The busier we are convincing others that we have figured it all out, the less we can learn from other perspectives and broaden our horizon, which is necessary to deal with disruptive change.

 

So, where do we go from here? 

As often, the first step is awareness. We need to be aware of our reactions to be able to change them. We then need to actively work on adopting a new mindset that focuses on the future, curiosity, growth, and an open mind. We need to consciously work against our knee-jerk reactions to the news that limit our possibilities and make us blind to new opportunities. 

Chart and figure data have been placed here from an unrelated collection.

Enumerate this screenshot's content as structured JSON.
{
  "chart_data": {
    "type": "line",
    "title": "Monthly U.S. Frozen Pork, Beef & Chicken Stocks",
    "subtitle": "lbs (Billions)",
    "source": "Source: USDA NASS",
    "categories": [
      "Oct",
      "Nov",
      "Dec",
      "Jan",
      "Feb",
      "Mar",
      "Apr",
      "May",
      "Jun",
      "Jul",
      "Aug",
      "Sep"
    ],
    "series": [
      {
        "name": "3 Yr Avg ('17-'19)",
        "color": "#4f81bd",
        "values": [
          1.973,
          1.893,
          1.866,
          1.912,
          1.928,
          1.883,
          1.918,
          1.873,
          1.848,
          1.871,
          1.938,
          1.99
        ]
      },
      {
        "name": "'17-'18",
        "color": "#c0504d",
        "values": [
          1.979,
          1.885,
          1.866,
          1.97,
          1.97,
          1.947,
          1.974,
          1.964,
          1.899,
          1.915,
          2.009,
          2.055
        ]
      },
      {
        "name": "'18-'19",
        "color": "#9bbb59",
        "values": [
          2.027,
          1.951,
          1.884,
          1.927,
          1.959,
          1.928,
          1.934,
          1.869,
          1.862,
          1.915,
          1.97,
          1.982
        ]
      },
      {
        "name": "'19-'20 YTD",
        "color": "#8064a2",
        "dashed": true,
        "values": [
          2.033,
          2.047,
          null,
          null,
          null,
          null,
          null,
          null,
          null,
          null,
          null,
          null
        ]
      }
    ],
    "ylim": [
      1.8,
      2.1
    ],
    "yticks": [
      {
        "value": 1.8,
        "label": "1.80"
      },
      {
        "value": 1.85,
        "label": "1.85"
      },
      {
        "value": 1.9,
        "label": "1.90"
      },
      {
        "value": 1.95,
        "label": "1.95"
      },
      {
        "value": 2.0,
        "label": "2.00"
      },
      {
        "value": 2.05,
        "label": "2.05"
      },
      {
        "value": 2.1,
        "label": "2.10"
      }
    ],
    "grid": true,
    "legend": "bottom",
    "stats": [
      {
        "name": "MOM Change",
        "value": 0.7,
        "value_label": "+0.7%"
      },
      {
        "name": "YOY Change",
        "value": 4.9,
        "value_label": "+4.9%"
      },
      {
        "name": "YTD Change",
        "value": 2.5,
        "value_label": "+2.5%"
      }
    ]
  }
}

Big changes start small. So, next time you browse through the news with death rates and pictures of mass graves, sustain from sending emails to close friends, posting new pictures of yourself working out and looking great, and liking every twitter post that confirms your opinions. Instead, make connections to new people in your organization or larger network and see what they have to say. Search for new perspectives and ideas and be inspired by contradicting thoughts and those that challenge your existing knowledge and opinions. Take pride in presenting yourself not in terms of your looks, status, and accomplishments but your entrepreneurial mindset and creative ideas for the future.

 

Take pride in presenting yourself not in terms of your looks, status, and accomplishments but your entrepreneurial mindset and creative ideas for the future.

 

That doesn’t mean that you should ignore your anxieties. They are very natural in uncertain times like these. In fact, the more you acknowledge them and share them with others, the less you need to spend all that energy to suppress them and let them dominate your mind and behavior beyond your control. 

We do not know what the future will look like for us. But with the right mindset we can do at least our part to shape it in our favor.